In 2015, the company launched their direct-to-consumer marketplace Kraftly, selling lifestyle and fashion goods from artisans, small vendors and homepreneurs. A year later, Ghulati and Vishesh Khurana joined as the two other co-founders.

While there were many learnings through these different pivots, the one constant challenge that Goel faced was shipping. “It would break at every step,” he says. Issues with cash on delivery, high costs, and complex logistics were plaguing many small businesses. Moreover, the big couriers did not want to work with the small guys.
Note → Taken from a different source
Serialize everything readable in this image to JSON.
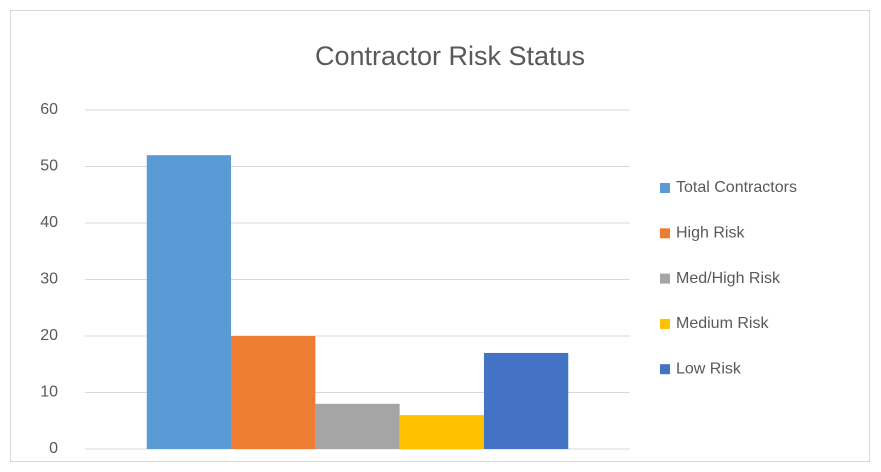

Noticing a clear gap, Goel and his team started Shiprocket in 2017 almost as a side hustle: a technology-driven platform that would aggregate multiple courier partners and offer shipping solutions that were both cost-effective and reliable.

Today, shipping is Shiprocket’s largest revenue stream, accounting for about 80% of total earnings and the company delivers more than 300,000 shipments daily. “Our understanding of this market is rock solid… We have always looked at ourselves as an e-commerce enabler and as tool makers,” says Goel. “The way Amazon is obsessed with consumers, we are obsessed with merchants, businesses, brands, retailers. I think that allows for lots of interesting opportunities in terms of problem solving.”

Leveraging technology to build micro innovations along the way has been key to Shiprocket’s success in streamlining and simplifying logistics and shipping for e-commerce businesses—be it a B2B wallet system or a courier recommendation engine for sellers or a checkout engine.

Towards the end of our conversation, we turn our attention to AI. MSMEs and small businesses also want to delve into it—according to the GoDaddy 2024 Global Entrepreneurship survey released in May, Indian small businesses see AI as a major game changer for their business operations. The survey showed that 94% of Indian small business owners believe implementing AI would result in tangible positive outcomes.

Goel agrees and says AI could change the business of e-commerce and help merchants in several ways—for marketing tech, consumer support (especially for businesses with a large consumer base) or simply adding AI into their products. “If you ask me: it’s as big as the internet,” says Goel.

He is still curious to learn and experiment. “I still love to code and whip out some projects on the weekend. I am constantly using chatGPT to write code now. It’s like having an assistant,” he says.

In a previous interview with Mint, he had spoken about playing the guitar. “I used to be in a band. There was a time when I wanted to study music engineering. But now I teach my 11-year-old daughter. She and I play together and jam every now and then,” says Goel, who also has a six-year-old son.

The 40-year-old says he is slowly getting back to reading. He shows me a couple of books, including one on a compilation of quotes from Berkshire Hathaway’s vice-chairman Warren Buffet, that he has been reading. He also runs every morning without fail. “It helps me structure my thoughts,” he says. “I don’t do to-do lists. I ruthlessly prioritise (tasks). Because ultimately, there’s only this much time. So, you must learn to pick.”

Most of his schedule is about optimising time between family and work. While he’s not a fan of overworking, Goel says work-life balance is a myth. “If you hate your job, then you should balance it, but if you like it then what is there to balance? But I don’t think you can work non-stop. No matter how much you love your work.”